Ghislaine Maxwell's siblings filed a complaint to the United Nations on Monday, condemning a judge's repeated rejections to grant her bail, NBC reports.

Maxwell's brothers and sisters called her pre-trial detention an act of "unprecedented discrimination" and accused U.S. authorities of crossing the "narrow line between justice and revenge."

They filed a complaint with the U.N.'s Working Group on Arbitrary Detention and said that Maxwell has been "presumed guilty, convicted and demonized before any trial," per NBC.

"This is unprecedented discrimination, the like of which has never seen before: All her applications for bail have been rejected, with no regard for the security offered," according to a statement from lawyers for the family Francois Zimeray and Jessica Finelle.

Maxwell, who is accused of aiding Jeffrey Epstein in his sex trafficking of minors, was denied bail for the fifth time in June this year after being deemed a "flight risk."

"It is as if Ghislaine Maxwell is suffering the consequences for the failure of the U.S. Administration to preserve the life of Jeffrey Epstein and secure his appearance at trial," the statement said, per NBC.

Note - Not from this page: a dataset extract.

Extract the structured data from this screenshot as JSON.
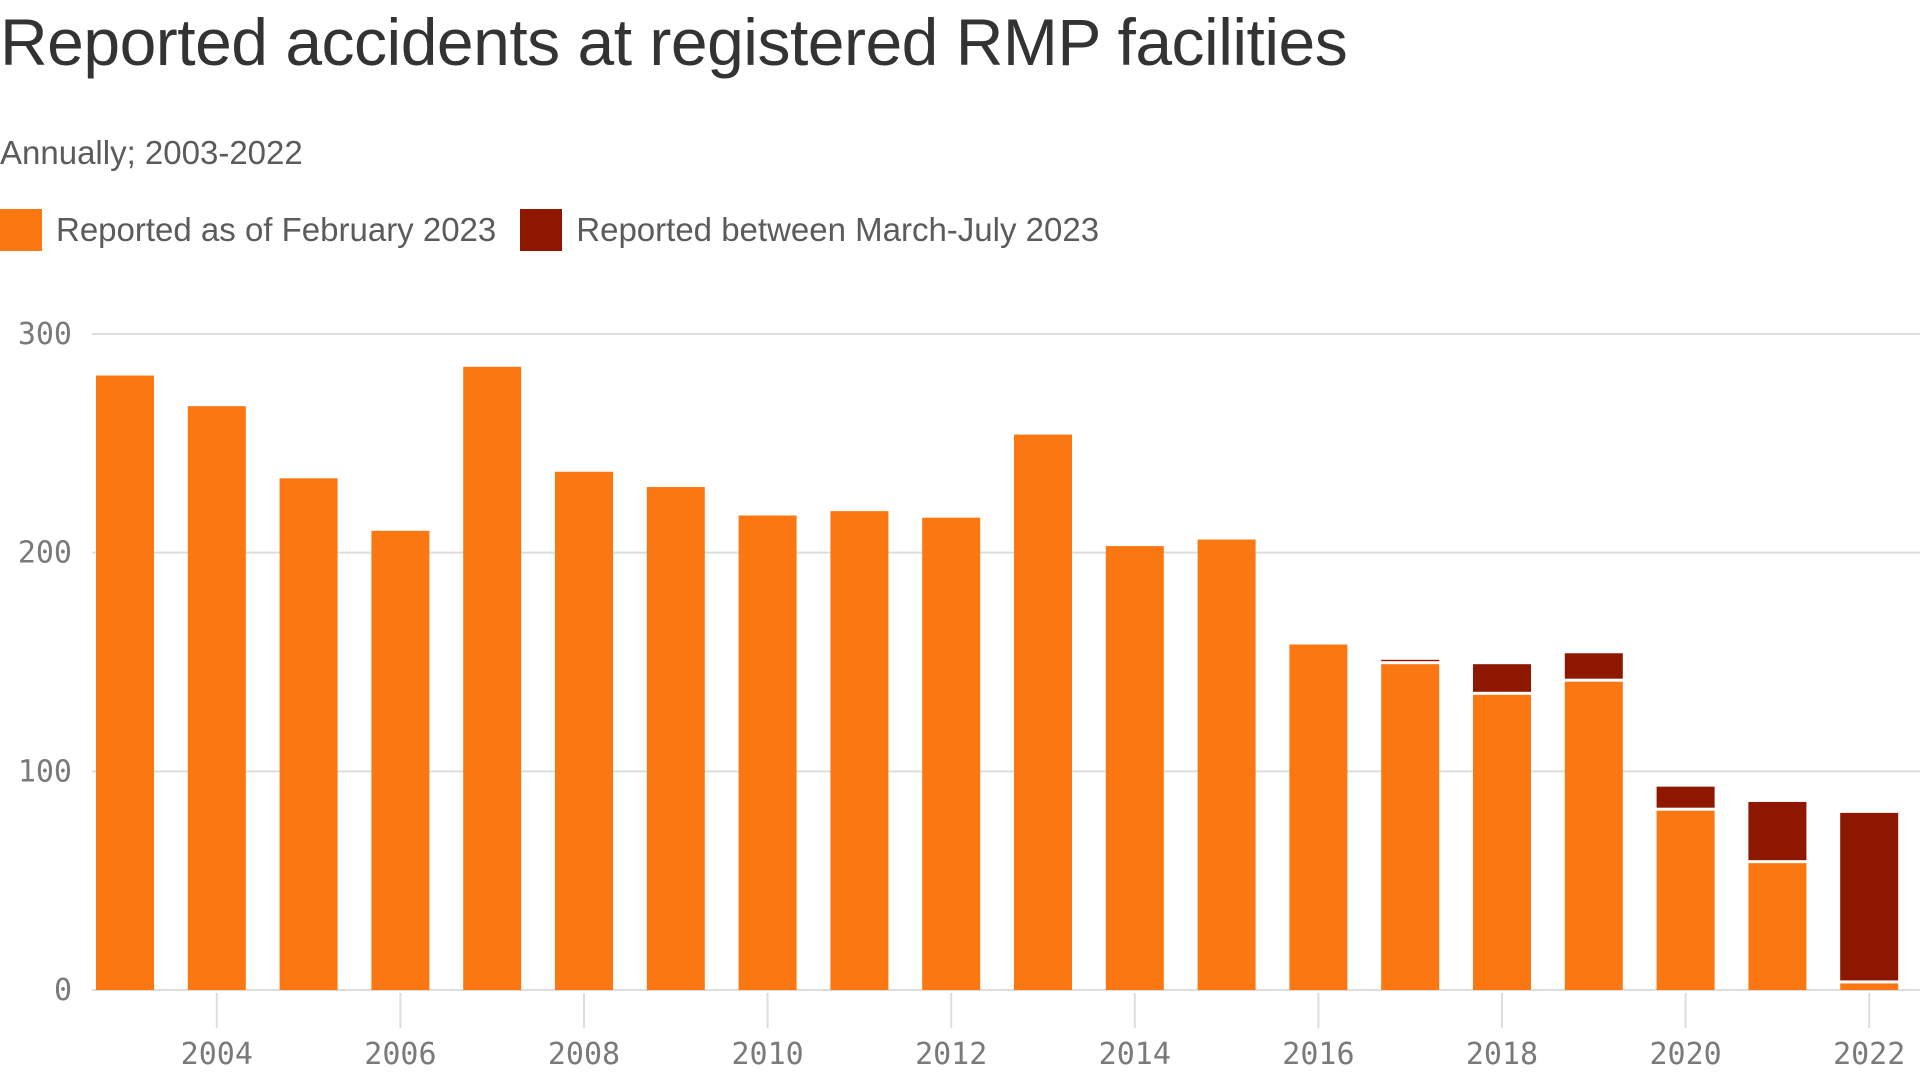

Earlier this month, her lawyer claimed that her jail conditions are similar to what fictional character Hannibal Lecter experienced in the 1991 film "The Silence of the Lambs."

Maxwell's attorney Bobbi Sternheim requested that she be released from jail before her trial, in a letter to U.S. District Court Judge Alison Nathan.

The FBI arrested Maxwell in July of last year. She was charged with four counts of conspiring "to entice minors to travel to engage in illegal sex acts" during the 1990s as well as two counts of perjury.

She is alleged to have helped traffic young women and underage girls for Epstein, who killed himself in prison in 2019 in New York while awaiting trial.

Maxwell has also been accused of sexually abusing girls as young as 15 and faces an eight-count indictment for her alleged role. She has denied the charges.

The U.S. Attorney for the Southern District of New York did not immediately respond to The Hill's request for comment.